Both Turner and BAE's previous chairman, Sir Richard Evans, have had an abrasive relationship with senior Ministry of Defence officials. The relationship deteriorated over cost over-runs and delays to major procurement projects, for example BAE announced a shock profit warning in December 2002 related to two major projects, the and the Nimrod MRA4. BAE took a £750 million hit against these projects.

On 15 October 2007 it was announced by BAE Systems that Turner would step down from his role in 2008. On 1 September 2008 Ian King the COO took over from Turner as CEO.

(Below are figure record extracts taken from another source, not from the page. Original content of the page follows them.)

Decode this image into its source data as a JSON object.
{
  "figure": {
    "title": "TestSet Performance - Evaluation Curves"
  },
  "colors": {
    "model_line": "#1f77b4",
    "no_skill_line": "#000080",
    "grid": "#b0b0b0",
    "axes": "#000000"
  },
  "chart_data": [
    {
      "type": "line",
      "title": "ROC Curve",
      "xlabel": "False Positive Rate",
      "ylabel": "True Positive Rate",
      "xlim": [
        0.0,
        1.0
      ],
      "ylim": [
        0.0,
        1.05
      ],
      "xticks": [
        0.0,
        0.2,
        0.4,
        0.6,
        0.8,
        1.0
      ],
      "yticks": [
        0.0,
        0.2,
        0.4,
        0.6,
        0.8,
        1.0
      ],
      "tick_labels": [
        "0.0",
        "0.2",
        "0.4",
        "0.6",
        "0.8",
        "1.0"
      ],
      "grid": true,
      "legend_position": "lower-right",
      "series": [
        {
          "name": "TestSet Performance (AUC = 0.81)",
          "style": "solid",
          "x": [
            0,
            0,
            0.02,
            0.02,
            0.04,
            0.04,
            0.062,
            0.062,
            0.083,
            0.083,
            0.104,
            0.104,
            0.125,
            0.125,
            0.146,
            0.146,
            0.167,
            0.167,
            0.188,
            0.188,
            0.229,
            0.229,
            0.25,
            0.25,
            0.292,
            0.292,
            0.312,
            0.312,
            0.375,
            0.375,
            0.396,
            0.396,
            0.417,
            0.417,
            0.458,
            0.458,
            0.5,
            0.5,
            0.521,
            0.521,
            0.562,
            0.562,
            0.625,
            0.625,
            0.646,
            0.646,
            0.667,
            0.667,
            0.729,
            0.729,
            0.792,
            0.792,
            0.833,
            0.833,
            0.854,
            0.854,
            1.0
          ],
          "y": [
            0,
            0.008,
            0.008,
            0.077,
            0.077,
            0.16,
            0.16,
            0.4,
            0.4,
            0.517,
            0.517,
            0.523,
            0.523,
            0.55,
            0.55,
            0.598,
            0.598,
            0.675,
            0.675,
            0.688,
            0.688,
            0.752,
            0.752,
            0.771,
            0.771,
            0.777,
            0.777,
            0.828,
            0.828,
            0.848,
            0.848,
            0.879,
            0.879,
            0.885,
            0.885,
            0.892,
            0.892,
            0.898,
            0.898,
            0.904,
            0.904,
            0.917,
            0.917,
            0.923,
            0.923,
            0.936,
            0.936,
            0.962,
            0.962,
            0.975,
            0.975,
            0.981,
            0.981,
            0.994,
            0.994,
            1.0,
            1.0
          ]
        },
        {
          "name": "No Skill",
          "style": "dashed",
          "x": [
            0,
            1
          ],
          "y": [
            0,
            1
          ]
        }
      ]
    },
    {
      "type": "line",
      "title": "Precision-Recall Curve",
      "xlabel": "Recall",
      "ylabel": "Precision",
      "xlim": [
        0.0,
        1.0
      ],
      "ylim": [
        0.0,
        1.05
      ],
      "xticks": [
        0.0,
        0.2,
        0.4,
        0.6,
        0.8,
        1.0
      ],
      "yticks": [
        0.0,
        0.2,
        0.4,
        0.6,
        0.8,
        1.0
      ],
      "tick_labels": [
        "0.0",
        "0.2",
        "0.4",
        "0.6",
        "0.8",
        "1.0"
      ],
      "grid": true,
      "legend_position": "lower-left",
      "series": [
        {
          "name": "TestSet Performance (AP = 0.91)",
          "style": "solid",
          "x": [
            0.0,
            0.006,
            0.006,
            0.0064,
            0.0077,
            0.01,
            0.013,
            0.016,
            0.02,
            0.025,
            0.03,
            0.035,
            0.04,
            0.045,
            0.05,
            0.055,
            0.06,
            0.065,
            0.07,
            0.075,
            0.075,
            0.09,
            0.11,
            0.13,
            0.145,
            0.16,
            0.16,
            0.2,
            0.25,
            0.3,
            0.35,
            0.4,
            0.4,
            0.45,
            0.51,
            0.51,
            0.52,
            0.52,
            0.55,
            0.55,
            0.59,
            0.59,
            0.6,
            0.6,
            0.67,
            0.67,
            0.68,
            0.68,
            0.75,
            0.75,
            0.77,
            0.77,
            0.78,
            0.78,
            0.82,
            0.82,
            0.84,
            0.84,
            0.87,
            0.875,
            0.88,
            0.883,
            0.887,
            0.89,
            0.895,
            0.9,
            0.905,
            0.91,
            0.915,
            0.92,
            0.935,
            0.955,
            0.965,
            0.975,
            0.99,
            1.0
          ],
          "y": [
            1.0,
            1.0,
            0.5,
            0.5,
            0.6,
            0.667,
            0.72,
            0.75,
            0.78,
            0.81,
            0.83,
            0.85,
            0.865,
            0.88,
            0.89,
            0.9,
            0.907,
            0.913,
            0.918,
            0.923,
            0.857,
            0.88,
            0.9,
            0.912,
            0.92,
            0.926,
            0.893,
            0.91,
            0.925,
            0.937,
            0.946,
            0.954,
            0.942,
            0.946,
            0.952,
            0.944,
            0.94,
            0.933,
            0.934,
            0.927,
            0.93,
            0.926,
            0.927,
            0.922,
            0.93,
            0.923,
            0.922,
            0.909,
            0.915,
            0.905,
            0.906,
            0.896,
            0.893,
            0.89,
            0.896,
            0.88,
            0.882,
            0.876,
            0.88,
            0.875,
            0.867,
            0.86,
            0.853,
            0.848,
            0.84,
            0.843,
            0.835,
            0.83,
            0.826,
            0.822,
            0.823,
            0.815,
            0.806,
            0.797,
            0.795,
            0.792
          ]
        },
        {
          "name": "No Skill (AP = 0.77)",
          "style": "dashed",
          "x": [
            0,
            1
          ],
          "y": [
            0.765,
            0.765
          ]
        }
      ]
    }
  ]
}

Turner is a member of the Apprenticeship Ambassadors Network and was awarded the prestigious "Honorary Apprenticeship Award" in July 2009.

===Career timeline===
- 1966 - Undergraduate Commercial Apprentice, Hawker Siddeley Aviation.
- 1970 - Contracts Officer, Hawker Siddeley Aviation.
- 1978 - Contracts Manager (Military), British Aerospace Aircraft Group Manchester Division.
- 1981 - Executive Director - Administration, British Aerospace
- 1982 - Divisional Administration Director, British Aerospace
- Early 1980s to 1984 - Advanced Turboprop (ATP) Project team leader, British Aerospace
- 1984 - Divisional Director and General Manager, Kingston, British Aerospace. Responsible for BAE's Kingston and Dunsfold Park facilities, which manufactured the Harrier and Hawk aircraft respectively.
- 1986 - Director and General Manager, Weybridge, Kingston and Dunsfold, part of BAe's Military Aircraft Division.
- 1987 - Director Marketing and Product Support, BAe Military Aircraft Division.
- 1988 - Executive Vice President Defence Marketing, British Aerospace
- 1992 - Chairman and Managing Director, British Aerospace Regional Aircraft and Chairman of Jetstream Aircraft.
- 1994 - Promoted to the British Aerospace board as of 1 January
- 1994 - Chairman of Commercial Aerospace, which included BAE's Airbus factories.
- 1995 - Vice-President of the Society of British Aerospace Companies until 1996, then President from June 1996 until June 1997.
- 1996 - Non-Executive Director of Babcock International Group.
- 1996 - Head of BAE's defence export businesses
- 1998 - Appointed to the Airbus Supervisory Board. Retained this seat with the formation of Airbus SAS in 2001 until BAE sold its 20% share in 2006.
- 1999 - With the formation of BAE Systems, became Chief Operating Officer.
- 2002 - Replaced John Weston as CEO.
- 2005 - Non-Executive Director of P&O. Stepped down in March 2006.
- 2006 - Executive Directorship at Lazard Ltd
- 2008 - Non-Executive Chairman of Babcock International Group.
- 2012 - Non-Executive Chairman of GKN Plc
- 2018- Non-Executive Barclays PLC

==Personal life==
In 1972, he married Rosalind Thomas and they have two sons. He received a CBE for services to the Aerospace Industry in the Queen's 1999 Birthday Honours. 2014 NED FTSE 100 Chairman of the year.